The Minister was welcomed to campus by Vice Chancellor Rod Carr and Pro-Vice Chancellor of Arts Jonathan Le Cocq to join Digital Humanities programme director Dr. Christopher Thomson, Arts Digital Lab co-director Associate Professor Donald Matheson, Lab staff, and postgraduate students working in the field of Digital Humanities for afternoon tea and discussion.
As a part of her visit, the Minister was interested in learning more about the successes and challenges of CEISMIC, the federated digital archive that was established by UC in the wake of the 2010/2011 Canterbury earthquakes. She asked about how CEISMIC managed to establish itself following a period of crisis and the legacy it has left behind for other populations that may be faced with disaster.

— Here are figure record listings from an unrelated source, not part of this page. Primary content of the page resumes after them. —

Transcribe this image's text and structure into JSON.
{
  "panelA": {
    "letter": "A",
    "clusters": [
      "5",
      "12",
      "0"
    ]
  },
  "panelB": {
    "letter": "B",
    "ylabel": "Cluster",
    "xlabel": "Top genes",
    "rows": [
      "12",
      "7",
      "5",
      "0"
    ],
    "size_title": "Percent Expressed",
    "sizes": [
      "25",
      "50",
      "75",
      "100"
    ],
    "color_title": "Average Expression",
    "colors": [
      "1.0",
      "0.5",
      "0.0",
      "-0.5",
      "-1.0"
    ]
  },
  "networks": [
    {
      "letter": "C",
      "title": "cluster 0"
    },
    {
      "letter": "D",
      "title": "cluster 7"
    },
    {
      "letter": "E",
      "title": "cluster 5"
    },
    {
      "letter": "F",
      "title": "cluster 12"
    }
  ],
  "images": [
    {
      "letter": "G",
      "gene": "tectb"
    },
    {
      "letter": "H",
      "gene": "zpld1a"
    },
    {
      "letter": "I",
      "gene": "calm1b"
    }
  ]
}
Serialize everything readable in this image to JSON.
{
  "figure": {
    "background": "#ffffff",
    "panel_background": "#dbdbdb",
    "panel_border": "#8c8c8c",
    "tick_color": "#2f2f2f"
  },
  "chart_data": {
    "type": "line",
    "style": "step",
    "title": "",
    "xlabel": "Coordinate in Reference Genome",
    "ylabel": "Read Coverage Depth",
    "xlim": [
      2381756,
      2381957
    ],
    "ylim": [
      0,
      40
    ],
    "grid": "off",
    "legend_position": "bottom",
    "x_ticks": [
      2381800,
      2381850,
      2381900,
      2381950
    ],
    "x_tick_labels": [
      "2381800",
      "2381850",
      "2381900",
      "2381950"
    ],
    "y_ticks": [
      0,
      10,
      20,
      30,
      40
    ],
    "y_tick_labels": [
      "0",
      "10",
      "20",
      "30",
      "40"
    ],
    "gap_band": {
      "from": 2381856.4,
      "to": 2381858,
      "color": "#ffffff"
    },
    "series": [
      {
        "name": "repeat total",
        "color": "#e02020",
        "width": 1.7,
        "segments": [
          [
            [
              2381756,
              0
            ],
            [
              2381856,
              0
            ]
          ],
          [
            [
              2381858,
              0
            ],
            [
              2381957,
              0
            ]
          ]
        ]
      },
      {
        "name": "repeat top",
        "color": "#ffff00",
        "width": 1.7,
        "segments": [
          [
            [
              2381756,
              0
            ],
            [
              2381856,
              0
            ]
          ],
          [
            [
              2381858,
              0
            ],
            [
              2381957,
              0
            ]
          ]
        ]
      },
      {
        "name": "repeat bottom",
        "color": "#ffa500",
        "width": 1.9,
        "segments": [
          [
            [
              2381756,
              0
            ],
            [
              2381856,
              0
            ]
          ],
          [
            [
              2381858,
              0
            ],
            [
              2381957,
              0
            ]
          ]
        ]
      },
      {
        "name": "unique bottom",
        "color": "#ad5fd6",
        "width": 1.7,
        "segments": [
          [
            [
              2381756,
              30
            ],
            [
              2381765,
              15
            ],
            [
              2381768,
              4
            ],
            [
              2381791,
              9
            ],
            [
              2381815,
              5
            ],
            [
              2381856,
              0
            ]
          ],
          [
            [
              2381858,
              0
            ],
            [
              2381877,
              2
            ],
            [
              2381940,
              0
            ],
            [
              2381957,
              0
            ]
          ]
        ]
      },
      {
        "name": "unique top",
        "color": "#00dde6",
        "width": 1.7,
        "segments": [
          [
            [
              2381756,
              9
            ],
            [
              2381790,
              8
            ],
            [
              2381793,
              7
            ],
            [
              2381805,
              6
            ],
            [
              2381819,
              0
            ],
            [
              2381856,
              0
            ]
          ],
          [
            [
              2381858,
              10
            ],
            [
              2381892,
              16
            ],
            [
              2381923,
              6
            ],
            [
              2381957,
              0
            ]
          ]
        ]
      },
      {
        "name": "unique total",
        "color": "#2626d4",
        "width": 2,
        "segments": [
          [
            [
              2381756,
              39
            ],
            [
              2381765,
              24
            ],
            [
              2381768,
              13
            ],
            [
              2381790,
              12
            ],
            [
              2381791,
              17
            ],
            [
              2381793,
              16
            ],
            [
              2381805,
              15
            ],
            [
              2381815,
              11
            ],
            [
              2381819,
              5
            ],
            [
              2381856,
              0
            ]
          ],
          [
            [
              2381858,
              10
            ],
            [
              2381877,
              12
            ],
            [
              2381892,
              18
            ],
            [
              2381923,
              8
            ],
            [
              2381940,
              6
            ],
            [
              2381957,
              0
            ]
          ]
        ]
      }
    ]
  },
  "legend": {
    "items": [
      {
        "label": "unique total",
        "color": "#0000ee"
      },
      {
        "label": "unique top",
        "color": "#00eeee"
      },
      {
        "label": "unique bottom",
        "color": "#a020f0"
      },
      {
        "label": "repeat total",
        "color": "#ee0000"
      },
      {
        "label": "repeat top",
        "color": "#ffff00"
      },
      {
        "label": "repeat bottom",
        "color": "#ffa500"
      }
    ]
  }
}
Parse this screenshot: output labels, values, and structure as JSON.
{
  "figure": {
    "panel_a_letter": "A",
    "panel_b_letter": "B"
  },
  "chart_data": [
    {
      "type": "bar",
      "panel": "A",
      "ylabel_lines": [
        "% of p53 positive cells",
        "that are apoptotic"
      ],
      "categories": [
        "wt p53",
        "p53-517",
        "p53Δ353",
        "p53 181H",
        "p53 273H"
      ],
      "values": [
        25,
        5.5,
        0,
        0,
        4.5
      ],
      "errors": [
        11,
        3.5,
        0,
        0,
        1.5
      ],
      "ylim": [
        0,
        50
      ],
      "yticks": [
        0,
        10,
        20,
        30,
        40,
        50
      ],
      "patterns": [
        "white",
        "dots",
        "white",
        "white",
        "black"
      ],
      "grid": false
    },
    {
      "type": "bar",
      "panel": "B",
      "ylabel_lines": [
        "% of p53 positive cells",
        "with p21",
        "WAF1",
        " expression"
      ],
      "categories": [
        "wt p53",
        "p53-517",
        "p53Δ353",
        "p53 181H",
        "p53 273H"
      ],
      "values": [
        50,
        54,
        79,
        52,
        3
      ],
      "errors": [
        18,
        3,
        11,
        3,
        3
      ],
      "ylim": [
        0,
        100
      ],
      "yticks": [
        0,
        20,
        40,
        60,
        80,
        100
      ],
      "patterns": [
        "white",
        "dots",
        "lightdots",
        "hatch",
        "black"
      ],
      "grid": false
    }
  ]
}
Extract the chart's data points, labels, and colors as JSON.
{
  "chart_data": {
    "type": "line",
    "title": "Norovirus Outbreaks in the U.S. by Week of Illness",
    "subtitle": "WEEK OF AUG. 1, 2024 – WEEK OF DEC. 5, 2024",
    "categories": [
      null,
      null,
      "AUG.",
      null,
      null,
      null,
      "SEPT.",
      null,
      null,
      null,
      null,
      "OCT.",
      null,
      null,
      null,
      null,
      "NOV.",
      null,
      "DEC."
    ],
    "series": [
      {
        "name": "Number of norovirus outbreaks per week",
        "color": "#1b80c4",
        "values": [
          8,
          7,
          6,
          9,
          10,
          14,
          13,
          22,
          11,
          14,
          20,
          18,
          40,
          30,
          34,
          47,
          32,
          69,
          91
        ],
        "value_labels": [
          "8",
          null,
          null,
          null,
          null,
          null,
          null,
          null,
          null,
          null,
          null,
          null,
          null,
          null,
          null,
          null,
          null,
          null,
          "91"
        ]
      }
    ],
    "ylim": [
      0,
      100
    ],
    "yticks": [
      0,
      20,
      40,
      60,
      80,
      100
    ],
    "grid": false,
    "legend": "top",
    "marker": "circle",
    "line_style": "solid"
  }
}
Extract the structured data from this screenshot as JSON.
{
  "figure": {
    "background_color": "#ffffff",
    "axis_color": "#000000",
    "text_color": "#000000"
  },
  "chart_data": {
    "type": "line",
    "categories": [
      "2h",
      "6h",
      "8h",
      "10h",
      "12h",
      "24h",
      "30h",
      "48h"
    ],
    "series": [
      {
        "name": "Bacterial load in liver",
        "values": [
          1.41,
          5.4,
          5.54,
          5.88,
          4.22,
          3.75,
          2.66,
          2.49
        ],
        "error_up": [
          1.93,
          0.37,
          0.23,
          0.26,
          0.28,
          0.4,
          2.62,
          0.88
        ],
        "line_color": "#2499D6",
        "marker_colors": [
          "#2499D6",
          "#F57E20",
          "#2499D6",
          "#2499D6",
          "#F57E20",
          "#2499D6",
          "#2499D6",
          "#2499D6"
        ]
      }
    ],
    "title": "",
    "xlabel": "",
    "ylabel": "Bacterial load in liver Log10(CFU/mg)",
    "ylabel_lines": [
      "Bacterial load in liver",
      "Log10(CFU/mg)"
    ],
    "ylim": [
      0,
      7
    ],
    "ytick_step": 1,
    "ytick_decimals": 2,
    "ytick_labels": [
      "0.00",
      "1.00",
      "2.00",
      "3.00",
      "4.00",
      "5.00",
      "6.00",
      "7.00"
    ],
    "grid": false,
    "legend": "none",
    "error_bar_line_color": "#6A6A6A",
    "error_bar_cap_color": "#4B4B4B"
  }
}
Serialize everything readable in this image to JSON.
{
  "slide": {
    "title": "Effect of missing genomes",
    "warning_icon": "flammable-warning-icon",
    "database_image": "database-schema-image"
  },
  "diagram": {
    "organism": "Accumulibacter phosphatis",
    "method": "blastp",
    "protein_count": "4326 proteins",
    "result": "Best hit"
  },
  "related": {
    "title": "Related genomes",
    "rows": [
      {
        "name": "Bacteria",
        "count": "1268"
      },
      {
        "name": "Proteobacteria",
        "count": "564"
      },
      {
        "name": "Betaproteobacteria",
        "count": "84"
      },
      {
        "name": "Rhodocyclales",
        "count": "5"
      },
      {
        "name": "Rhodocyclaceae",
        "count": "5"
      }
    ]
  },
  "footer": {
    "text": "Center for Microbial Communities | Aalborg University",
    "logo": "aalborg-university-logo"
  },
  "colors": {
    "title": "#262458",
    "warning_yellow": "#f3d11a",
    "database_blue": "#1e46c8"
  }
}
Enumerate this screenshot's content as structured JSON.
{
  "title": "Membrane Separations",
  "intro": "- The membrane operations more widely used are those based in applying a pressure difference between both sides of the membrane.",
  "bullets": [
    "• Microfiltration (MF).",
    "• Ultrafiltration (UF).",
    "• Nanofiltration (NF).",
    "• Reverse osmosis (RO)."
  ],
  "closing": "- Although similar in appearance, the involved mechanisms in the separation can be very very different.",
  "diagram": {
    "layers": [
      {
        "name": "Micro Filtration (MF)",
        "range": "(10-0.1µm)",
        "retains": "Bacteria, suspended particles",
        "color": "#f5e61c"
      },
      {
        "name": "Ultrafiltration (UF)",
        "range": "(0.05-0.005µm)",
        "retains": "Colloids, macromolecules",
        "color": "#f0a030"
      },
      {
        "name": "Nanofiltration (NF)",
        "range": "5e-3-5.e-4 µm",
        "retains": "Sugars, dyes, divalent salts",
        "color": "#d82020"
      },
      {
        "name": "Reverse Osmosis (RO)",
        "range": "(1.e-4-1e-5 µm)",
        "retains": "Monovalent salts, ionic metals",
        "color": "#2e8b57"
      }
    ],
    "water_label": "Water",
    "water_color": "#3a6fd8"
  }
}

“This was a great opportunity to communicate to the Minister the value of the CEISMIC digital archive, and to highlight the ways in which UC was able to coordinate a range of different consortium partners to contribute their data to a repository that has served as a key digital resource for both researchers and community organisations,” says Dr. Christopher Thomson.
The CEISMIC programme led by Professor Paul Millar (UC English) in 2012 has since grown into a broader initiative of Digital Humanities teaching and research at UC, as well as the establishment of the UC Arts Digital Lab. “Through the successes of CEISMIC, UC Arts has been able to provide a programme of study that increases our students’ digital literacy while cultivating critical thinking and an understanding of culture and society,” says Professor Jonathan Le Cocq.
The Minister also discussed with the group issues facing the current digital landscape such as data governance, privacy issues, and the need for open and publicly accessible media. She noted the increasingly dispersed nature of digital media spaces and the need to ensure that public digital media remain independent and separate from commercial practice.
“The whole Facebook and Cambridge Analytica debacle is a great example of how our data can be misused without our knowledge,” says Associate Professor Donald Matheson. “The need to be able to understand and critically interrogate the underlying structures and frameworks of the contemporary digital world is increasingly pertinent.”